Why product teams should build with AI, not around it

product workflow

The shift no one prepared us for

Twelve months ago, “use AI” meant a Slackbot summarizer or a copy generator. Today the highest-leverage product teams have rebuilt their actual workflow — discovery, design, code review, QA — around models. Not “AI features.” AI operators.

This is what we teach at the Lab: the shift is not from manual work to AI work, but from human-only loops to human-in-the-loop loops.

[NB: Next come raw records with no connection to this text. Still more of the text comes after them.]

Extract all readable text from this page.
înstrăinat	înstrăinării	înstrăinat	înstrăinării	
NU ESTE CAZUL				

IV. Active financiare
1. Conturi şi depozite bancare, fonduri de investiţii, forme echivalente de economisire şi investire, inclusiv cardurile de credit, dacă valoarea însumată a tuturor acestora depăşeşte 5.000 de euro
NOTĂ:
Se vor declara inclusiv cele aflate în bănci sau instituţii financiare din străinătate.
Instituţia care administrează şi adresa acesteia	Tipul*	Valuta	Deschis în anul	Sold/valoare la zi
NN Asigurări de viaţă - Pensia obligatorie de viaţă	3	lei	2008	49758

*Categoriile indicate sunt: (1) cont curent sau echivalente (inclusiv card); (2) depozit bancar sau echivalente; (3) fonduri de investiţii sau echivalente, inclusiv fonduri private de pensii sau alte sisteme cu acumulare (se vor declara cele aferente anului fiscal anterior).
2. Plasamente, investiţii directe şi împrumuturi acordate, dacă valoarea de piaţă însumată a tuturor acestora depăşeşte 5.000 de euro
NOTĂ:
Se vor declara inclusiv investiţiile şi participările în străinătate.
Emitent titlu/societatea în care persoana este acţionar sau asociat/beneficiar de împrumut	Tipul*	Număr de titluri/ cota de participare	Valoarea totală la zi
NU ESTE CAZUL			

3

What changes when AI is the operator

When the model owns the first draft, your team’s role moves up the value chain:

  1. Frame the problem. What does success look like? What’s the boundary?
  2. Curate the inputs. What context does the model need to do this well?
  3. Review and decide. Where does the draft fall short, and what’s the next prompt?

A senior engineer can now ship in two days what used to take a team a sprint. The bottleneck shifts from typing speed to taste.

What we see in cohorts

In our Practitioner cohort, three patterns predict the teams that compound:

  • They build internal tools for themselves, not products for customers, in week one.
  • They keep a “context library” — a versioned set of prompts and reference files — and share it the way other teams share Figma libraries.
  • They write evals before they write features.

If your team can do those three things, AI stops being a novelty and starts being infrastructure.